LUMINASIA.ID, Jakarta — Kemenangan ONIC Esports atas EVOS dengan skor telak 2-0 di Week 5 MPL ID Season 17 bukan hanya soal hasil akhir, tetapi menunjukkan perbedaan mendasar dalam konsistensi sistem permainan kedua tim.
Dilansir Medcom, alih-alih melihat laga ini sebagai “Derby Internasional” penuh gengsi, pertandingan tersebut justru menegaskan bagaimana ONIC membangun kontrol permainan berbasis objektif dan koordinasi, sementara EVOS masih bergantung pada momentum sesaat yang belum stabil.
Sejak game pertama, ONIC tidak selalu unggul dalam setiap momen. EVOS sempat mencuri peluang, termasuk mengamankan Lord setelah mengeliminasi jungler ONIC. Namun, yang membedakan adalah kemampuan ONIC untuk selalu “reset” permainan—mengambil kembali kontrol map, memenangkan teamfight berikutnya, dan menutup celah kesalahan.
Pola ini berulang di game kedua. EVOS sempat menunjukkan perlawanan di mid game dengan mengamankan beberapa objektif, tetapi ONIC tetap unggul dalam pengambilan keputusan makro—mulai dari split push hingga timing Lord. Hasilnya, kemenangan cepat kembali diamankan.
Performa Kairi memang mencuri perhatian, terutama dengan penggunaan Fanny yang agresif. Namun, fokus berlebihan pada individu justru bisa menutupi realitas yang lebih penting: ONIC menang karena sistem tim yang matang, bukan hanya mekanik pemain.

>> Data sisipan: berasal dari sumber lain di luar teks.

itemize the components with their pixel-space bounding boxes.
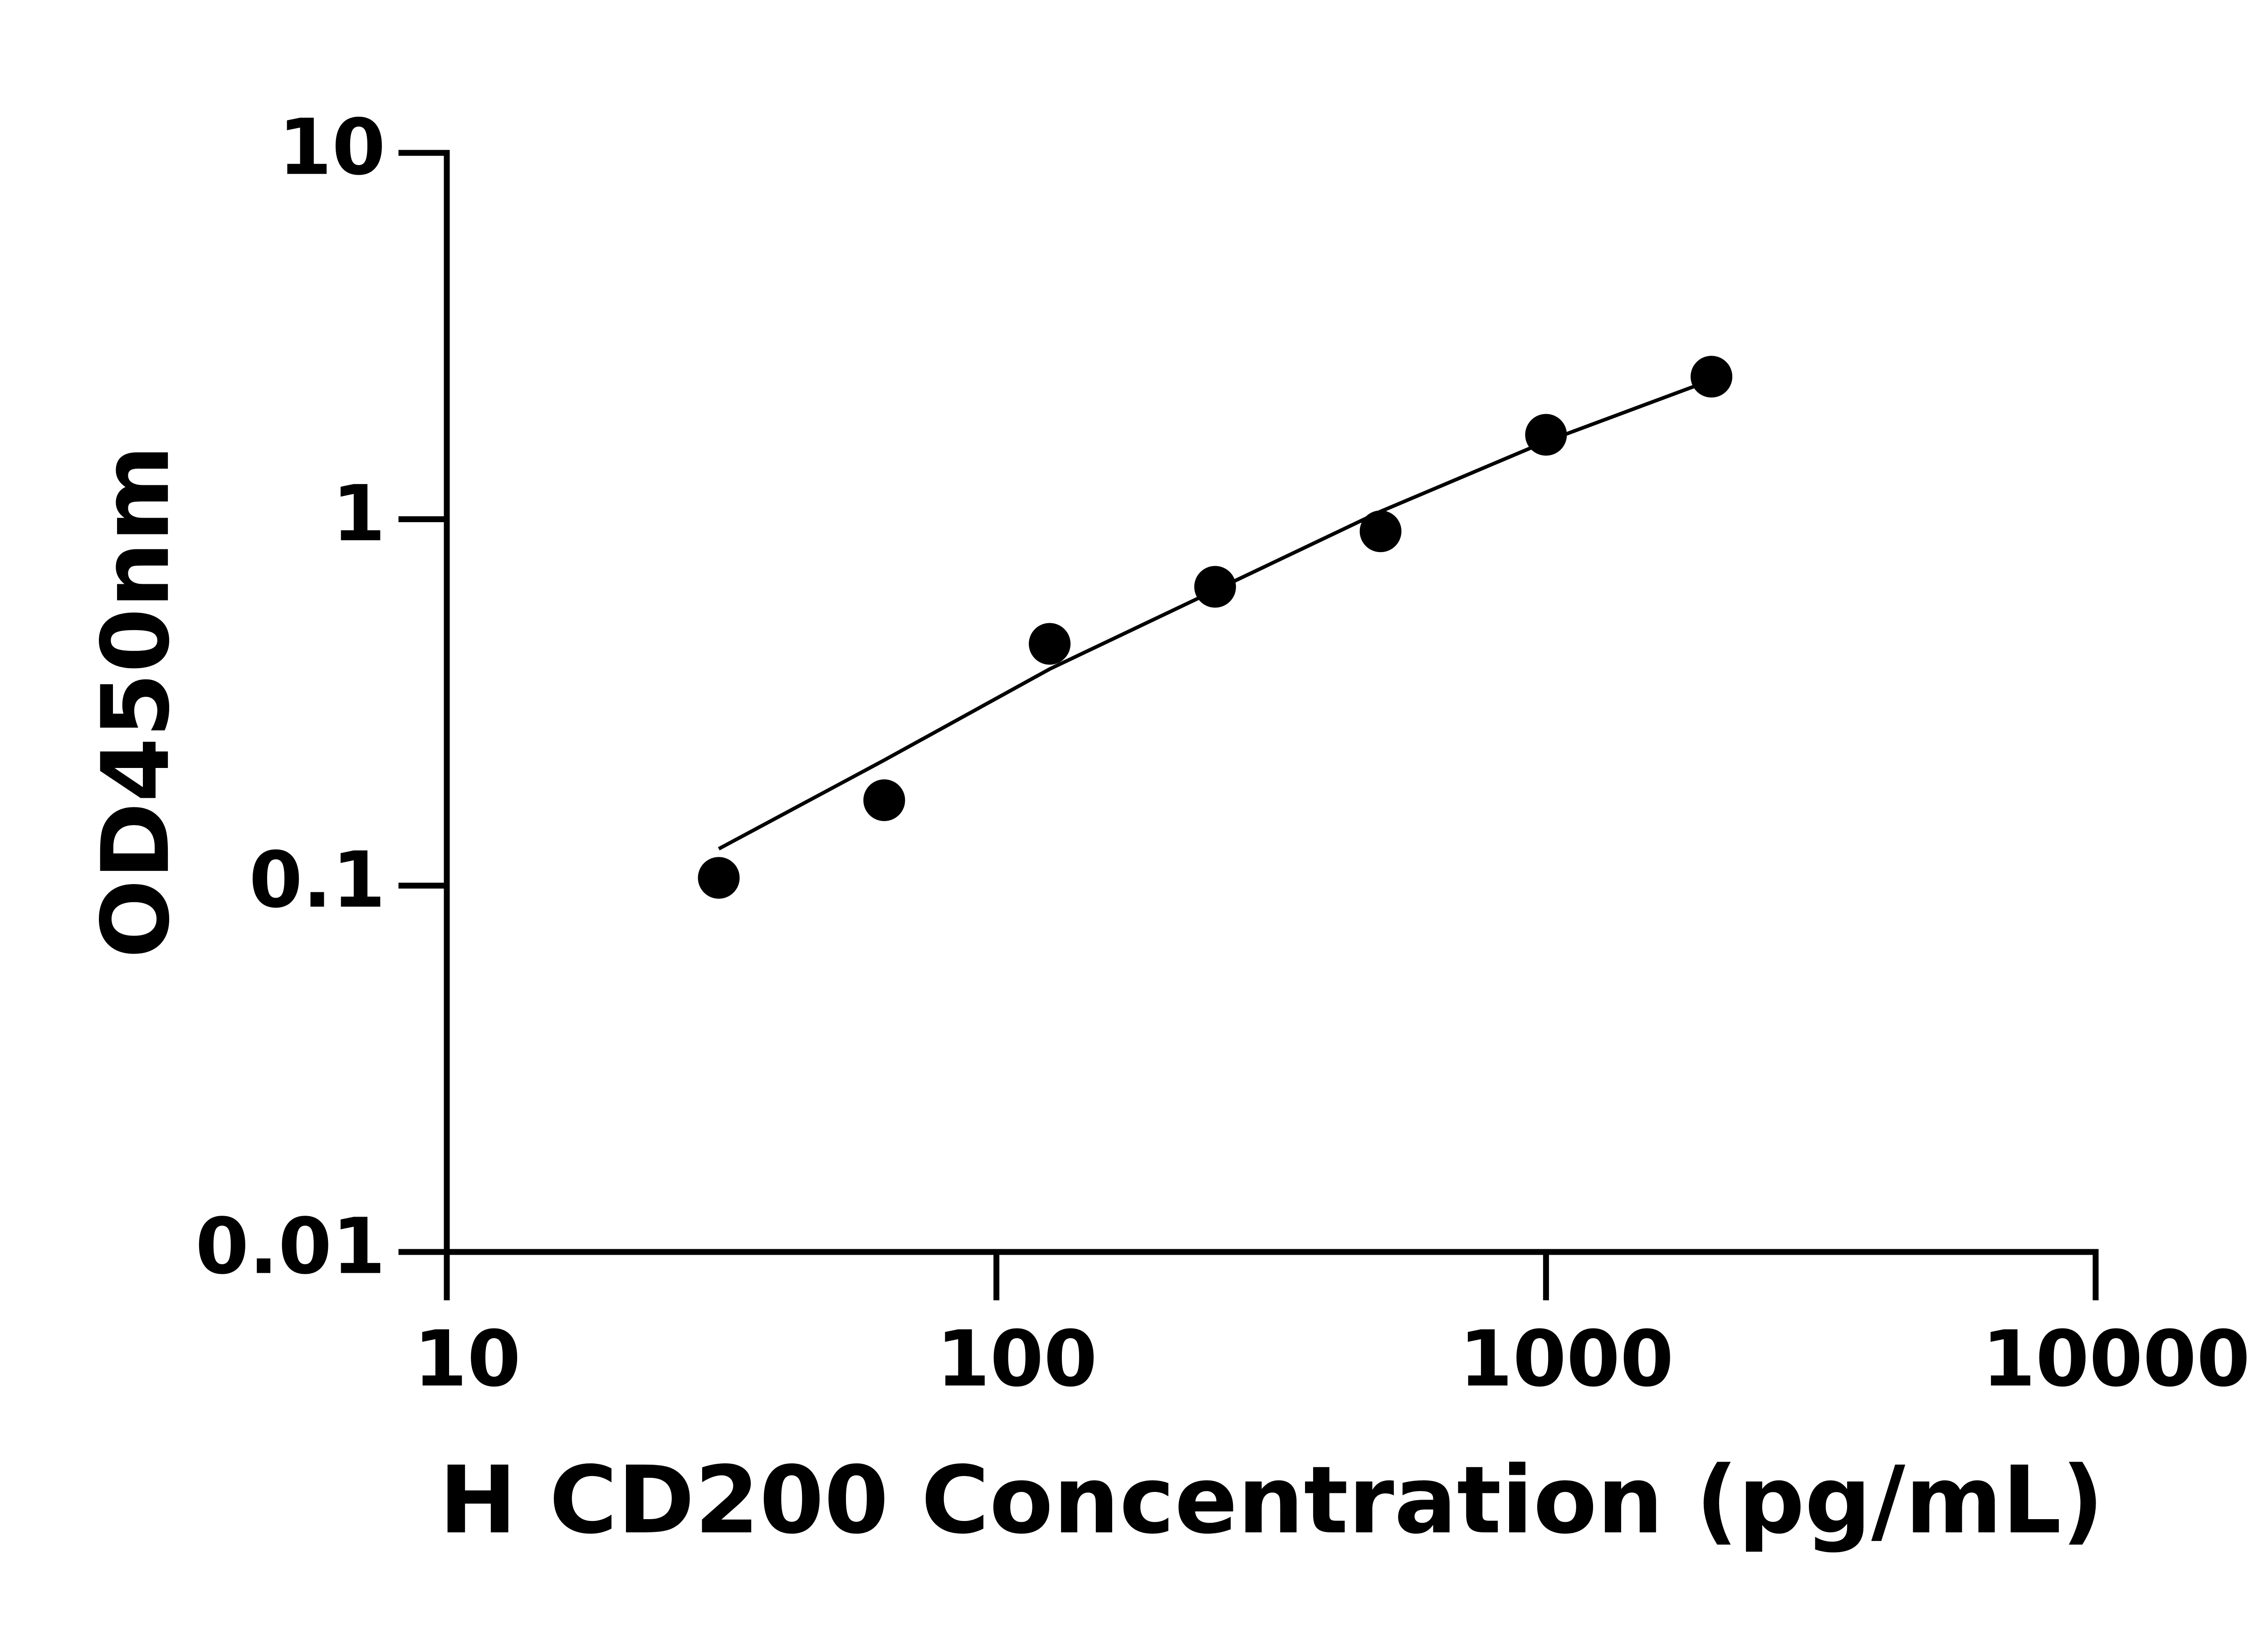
x-tick-label: 10 <box>414 1314 521 1404</box>
x-tick-label: 100 <box>936 1314 1097 1404</box>
data-point <box>1359 510 1402 552</box>
x-tick-label: 10000 <box>1982 1314 2250 1404</box>
y-tick-label: 0.01 <box>196 1202 386 1291</box>
data-point <box>698 857 740 899</box>
x-axis-label: H CD200 Concentration (pg/mL) <box>439 1447 2104 1555</box>
y-tick-label: 10 <box>278 103 386 192</box>
data-point <box>1691 356 1733 398</box>
y-tick-label: 0.1 <box>249 836 386 925</box>
data-point <box>1525 414 1567 456</box>
x-tick-label: 1000 <box>1459 1314 1674 1404</box>
y-tick-label: 1 <box>332 469 386 559</box>
data-point <box>1029 623 1071 665</box>
fit-line <box>718 378 1712 851</box>
data-point <box>863 779 905 821</box>
y-axis-label: OD450nm <box>82 445 190 958</box>
data-point <box>1194 566 1236 608</box>
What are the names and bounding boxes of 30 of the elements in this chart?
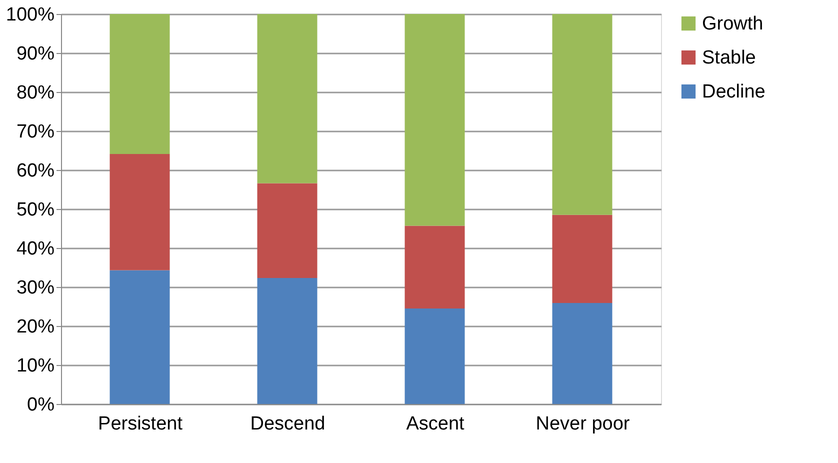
y-tick-label: 60% [16,160,55,182]
x-tick-label: Never poor [536,414,630,434]
x-tick-label: Descend [250,414,326,434]
legend-label: Stable [702,48,756,68]
bar [404,14,465,226]
bar [552,302,612,404]
bar [110,154,170,270]
legend-label: Growth [702,14,764,34]
y-tick-label: 10% [16,356,55,376]
bar [404,308,465,404]
y-tick-label: 40% [16,238,55,260]
bar [110,14,170,154]
y-tick-label: 100% [6,4,55,26]
legend-label: Decline [702,82,766,102]
y-tick-label: 70% [16,122,55,142]
bar [552,214,612,303]
y-tick-label: 50% [16,200,55,220]
x-tick-label: Ascent [406,414,466,434]
bar [404,226,465,308]
y-tick-label: 80% [16,82,55,104]
x-tick-label: Persistent [98,414,184,434]
bar [257,183,318,278]
y-tick-label: 90% [16,44,55,64]
y-tick-label: 30% [16,278,55,298]
bar [257,278,318,404]
y-tick-label: 20% [16,316,55,338]
bar [257,14,318,184]
y-tick-label: 0% [27,394,55,416]
bar [110,270,170,404]
bar [552,14,612,215]
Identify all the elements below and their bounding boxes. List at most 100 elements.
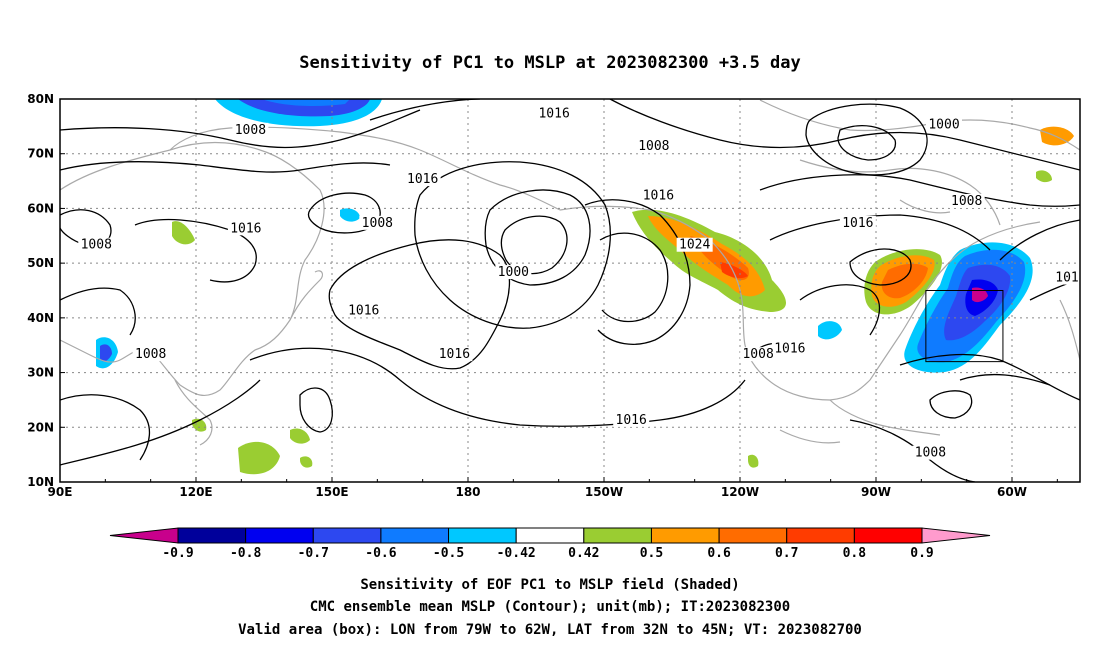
lon-tick-label: 150E (315, 485, 348, 499)
contour-label-bg (912, 445, 949, 460)
shaded-field (96, 99, 1074, 475)
colorbar-swatch (177, 527, 247, 544)
contour-label: 1008 (951, 194, 982, 209)
shade-patch-caribbean (748, 454, 759, 468)
lat-tick-label: 50N (27, 256, 54, 270)
colorbar-label: -0.9 (162, 546, 193, 561)
lat-tick-label: 40N (27, 311, 54, 325)
caption-line-2: CMC ensemble mean MSLP (Contour); unit(m… (310, 599, 790, 615)
contour-label: 1016 (407, 172, 438, 187)
caption-line-3: Valid area (box): LON from 79W to 62W, L… (238, 622, 862, 638)
colorbar-label: -0.7 (298, 546, 329, 561)
shade-patch-kamchatka (340, 208, 360, 222)
colorbar-low-end (109, 527, 179, 544)
lon-tick-label: 180 (455, 485, 480, 499)
colorbar-swatch (583, 527, 652, 544)
colorbar-label: 0.6 (707, 546, 731, 561)
shade-patch-southchina-core (100, 344, 112, 362)
lon-tick-label: 120E (179, 485, 212, 499)
lat-tick-label: 60N (27, 201, 54, 215)
contour-label-bg (676, 237, 713, 252)
colorbar-label: 0.5 (640, 546, 663, 561)
colorbar-label: -0.6 (365, 546, 396, 561)
colorbar-swatch (245, 527, 314, 544)
shade-atlantic-positive-core (881, 263, 928, 299)
shade-patch-greenland2 (1036, 170, 1052, 183)
contour-label: 1016 (842, 216, 873, 231)
shade-patch-pacific1 (238, 441, 280, 475)
axis-ticks: 90E 120E 150E 180 150W 120W 90W 60W 10N 20N 30N 40N… (27, 92, 1058, 499)
contour-label-bg (78, 237, 115, 252)
colorbar-label: 0.9 (910, 546, 933, 561)
contour-label-bg (345, 303, 382, 318)
contour-label-bg (948, 193, 985, 208)
contour-label-bg (926, 117, 962, 132)
colorbar-swatch (380, 527, 450, 544)
contour-label: 1008 (362, 216, 393, 231)
contour-label-bg (640, 188, 677, 203)
shade-atlantic-negative-core3 (972, 287, 988, 303)
shade-arctic-negative-core2 (262, 99, 350, 107)
colorbar-swatch (650, 527, 720, 544)
colorbar-label: -0.42 (497, 546, 536, 561)
contour-label: 1016 (230, 221, 261, 236)
colorbar-label: 0.42 (568, 546, 599, 561)
contour-label: 1008 (235, 123, 266, 138)
contour-label-bg (359, 215, 396, 230)
colorbar-swatch (853, 527, 923, 544)
colorbar-label: 0.8 (843, 546, 867, 561)
lat-tick-label: 30N (27, 366, 54, 380)
colorbar-high-end (921, 527, 991, 544)
map-frame (59, 98, 1081, 483)
lat-tick-label: 10N (27, 475, 54, 489)
contour-label: 1024 (679, 238, 710, 253)
lon-tick-label: 150W (585, 485, 623, 499)
lat-tick-label: 70N (27, 147, 54, 161)
contour-label-bg (740, 347, 777, 362)
contour-label: 1000 (928, 117, 959, 132)
colorbar-swatch (312, 527, 382, 544)
colorbar-swatch (786, 527, 855, 544)
contour-label-bg (536, 106, 573, 121)
lon-tick-label: 60W (997, 485, 1027, 499)
colorbar-label: -0.5 (433, 546, 464, 561)
shade-patch-asia (172, 221, 195, 245)
lon-tick-label: 90W (861, 485, 891, 499)
contour-label: 1016 (774, 342, 805, 357)
lat-tick-label: 20N (27, 420, 54, 434)
colorbar-label: 0.7 (775, 546, 798, 561)
contour-label-bg (495, 265, 532, 280)
figure-title: Sensitivity of PC1 to MSLP at 2023082300… (299, 53, 801, 73)
colorbar-swatch (718, 527, 788, 544)
contour-label: 1008 (742, 347, 773, 362)
contour-label-bg (839, 215, 876, 230)
lon-tick-label: 120W (721, 485, 759, 499)
contour-label-bg (613, 412, 650, 427)
contour-label-bg (404, 172, 441, 187)
contour-label-bg (132, 347, 169, 362)
shade-pacific-positive-core2 (720, 262, 748, 279)
contour-label-bg (771, 341, 808, 356)
contour-label-bg (635, 139, 672, 154)
contour-label-bg (227, 221, 264, 236)
lat-tick-label: 80N (27, 92, 54, 106)
lon-tick-label: 90E (48, 485, 73, 499)
contour-label-bg (232, 122, 269, 137)
shade-patch-gulf (818, 321, 842, 340)
contour-label: 1008 (135, 347, 166, 362)
contour-label: 1016 (616, 413, 647, 428)
colorbar: -0.9 -0.8 -0.7 -0.6 -0.5 -0.42 0.42 0.5 0.6 0.7 0.… (109, 527, 991, 561)
lat-lon-grid (60, 99, 1080, 482)
shade-patch-pacific4 (300, 456, 313, 468)
contour-label-bg (1052, 270, 1080, 285)
contour-label: 1016 (538, 106, 569, 121)
colorbar-label: -0.8 (230, 546, 261, 561)
contour-label: 1008 (915, 446, 946, 461)
contour-label: 1008 (81, 238, 112, 253)
valid-area-box (925, 290, 1004, 363)
mslp-contours (60, 99, 1080, 482)
caption-line-1: Sensitivity of EOF PC1 to MSLP field (Sh… (360, 577, 739, 593)
contour-label: 1016 (1055, 271, 1086, 286)
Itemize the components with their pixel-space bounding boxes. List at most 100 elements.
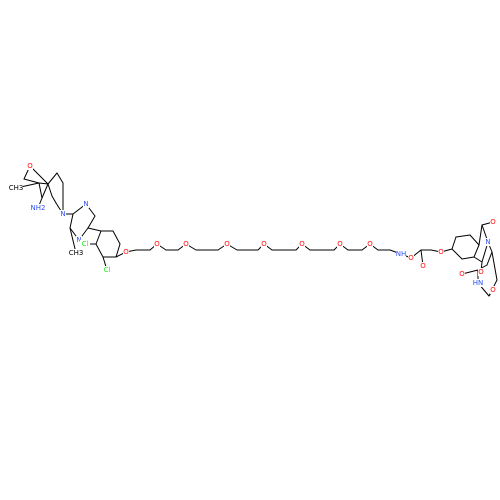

Di sisi lain, EVOS menunjukkan tanda-tanda perbaikan dari segi fighting, tetapi masih inkonsisten dalam konversi momentum menjadi kemenangan. Mereka mampu menciptakan peluang, tetapi belum mampu mempertahankan kontrol setelahnya.
Kemenangan ini mengukuhkan ONIC di puncak klasemen, sekaligus mengirim pesan kuat ke tim lain: dominasi di MPL bukan hanya tentang skill, tetapi tentang stabilitas strategi dari awal hingga akhir pertandingan.